Simply creating a safety plan to live by and remember whenever you feel a lack of control in your life and going through crisis mode can honestly save your life. I created my own safety plan with my therapist a couple of weeks ago after admitting to her that I had recently cut myself after weeks of my depression becoming more intense. I now have a better idea of the moments and feelings that drive me to a negative headspace, and I now know what to do if I ever come confronted with those moments and feelings, and have other outlets to depend on instead of taking it out on my body. I now know what to avoid when I’m in that negative headspace, and I now know the unique objects and places that can help me through the negative thoughts and intense emotions.
It’s the little things that may actually save your life in the long run.

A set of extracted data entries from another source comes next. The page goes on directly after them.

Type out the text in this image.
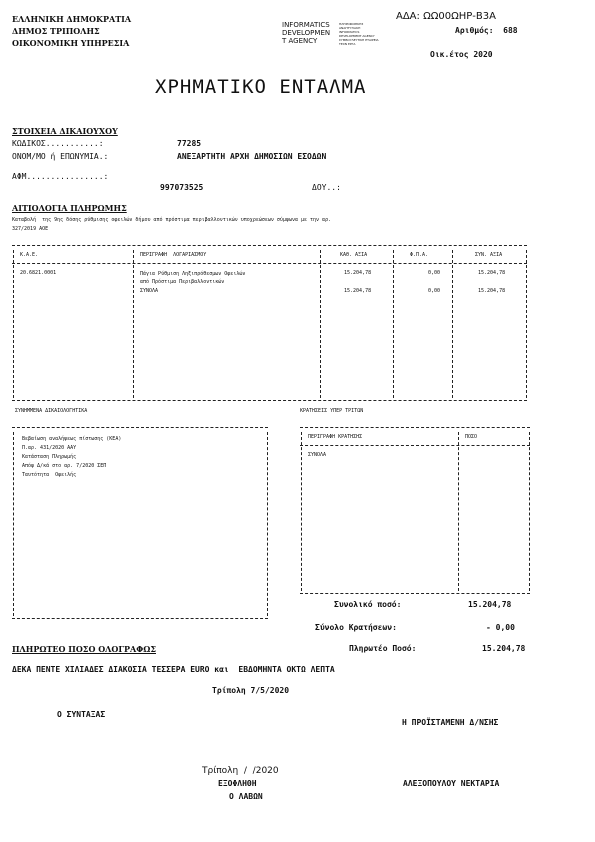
ΕΛΛΗΝΙΚΗ ΔΗΜΟΚΡΑΤΙΑ
ΔΗΜΟΣ ΤΡΙΠΟΛΗΣ
ΟΙΚΟΝΟΜΙΚΗ ΥΠΗΡΕΣΙΑ
INFORMATICS
DEVELOPMEN
T AGENCY
ΠΛΗΡΟΦΟΡΙΚΗΣ
ΑΝΑΠΤΥΞΙΑΚΗ
INFORMATICS
DEVELOPMENT AGENCY
ΣΥΜΒΟΥΛΕΥΤΙΚΗ ΕΤΑΙΡΕΙΑ
ΤΕΧΝ ΕΡΓΑ
ΑΔΑ: ΩΩ00ΩΗΡ-Β3Α
Αριθμός: 688
Οικ.έτος 2020
ΧΡΗΜΑΤΙΚΟ ΕΝΤΑΛΜΑ
ΣΤΟΙΧΕΙΑ ΔΙΚΑΙΟΥΧΟΥ
ΚΩΔΙΚΟΣ...........:	77285
ΟΝΟΜ/ΜΟ ή ΕΠΩΝΥΜΙΑ.:	ΑΝΕΞΑΡΤΗΤΗ ΑΡΧΗ ΔΗΜΟΣΙΩΝ ΕΣΟΔΩΝ
ΑΦΜ................:
997073525	ΔΟΥ..:
ΑΙΤΙΟΛΟΓΙΑ ΠΛΗΡΩΜΗΣ
Καταβολή  της 9ης δόσης ρύθμισης οφειλών δήμου από πρόστιμα περιβαλλοντικών υποχρεώσεων σύμφωνα με την αρ.
327/2019 ΑΟΕ
Κ.Α.Ε.	ΠΕΡΙΓΡΑΦΗ  ΛΟΓΑΡΙΑΣΜΟΥ	ΚΑΘ. ΑΞΙΑ	Φ.Π.Α.	ΣΥΝ. ΑΞΙΑ
20.6821.0001	Πάγια Ρύθμιση Ληξιπρόθεσμων Οφειλών
από Πρόστιμα Περιβαλλοντικών
15.204,78	0,00	15.204,78
ΣΥΝΟΛΑ	15.204,78	0,00	15.204,78
ΣΥΝΗΜΜΕΝΑ ΔΙΚΑΙΟΛΟΓΗΤΙΚΑ
Βεβαίωση αναλήψεως πίστωσης (ΚΕΑ)
Π.αρ. 431/2020 ΑΑΥ
Κατάσταση Πληρωμής
Απόφ Δ/κά στο αρ. 7/2020 ΣΕΠ
Ταυτότητα  Οφειλής
ΚΡΑΤΗΣΕΙΣ ΥΠΕΡ ΤΡΙΤΩΝ
ΠΕΡΙΓΡΑΦΗ ΚΡΑΤΗΣΗΣ	ΠΟΣΟ
ΣΥΝΟΛΑ
Συνολικό ποσό:	15.204,78
Σύνολο Κρατήσεων:	- 0,00
Πληρωτέο Ποσό:	15.204,78
ΠΛΗΡΩΤΕΟ ΠΟΣΟ ΟΛΟΓΡΑΦΩΣ
ΔΕΚΑ ΠΕΝΤΕ ΧΙΛΙΑΔΕΣ ΔΙΑΚΟΣΙΑ ΤΕΣΣΕΡΑ EURO και  ΕΒΔΟΜΗΝΤΑ ΟΚΤΩ ΛΕΠΤΑ
Τρίπολη 7/5/2020
Ο ΣΥΝΤΑΞΑΣ
Η ΠΡΟΪΣΤΑΜΕΝΗ Δ/ΝΣΗΣ
Τρίπολη  /  /2020
ΕΞΟΦΛΗΘΗ	ΑΛΕΞΟΠΟΥΛΟΥ ΝΕΚΤΑΡΙΑ
Ο ΛΑΒΩΝ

I’m an advocate for mental health, especially suicide awareness and prevention because I’ve been a victim and I’ve been a witness to it. It’s such a terrible thing to have to experience and hear about on the news, especially those who are in my age range and even as young as pre-teens. While we are having more conversations about mental health to prevent suicide, it is still one of the highest death rates within younger age groups, and I hope that at least sharing my story to one of you guys will help you understand that you aren’t alone, the thoughts and emotions you feel aren’t just yours alone, and that you can come out stronger and happier in the long-run.
Also, don’t feel bad if you relapsed in any way. I might have relapsed after 6 years of being self-harm free, but it doesn’t mean that the way I handled things in the past was right for my mental health. It also doesn’t mean all the process I’ve made since then is now gone. We all have our moments, and sometimes we don’t even have control over ourselves, but please – make sure you have some sort of safety plan so that your relapse isn’t an accidental suicide.
We don’t want to lose you because you matter.
And let those around you who are struggling to find reasons to live that they matter too.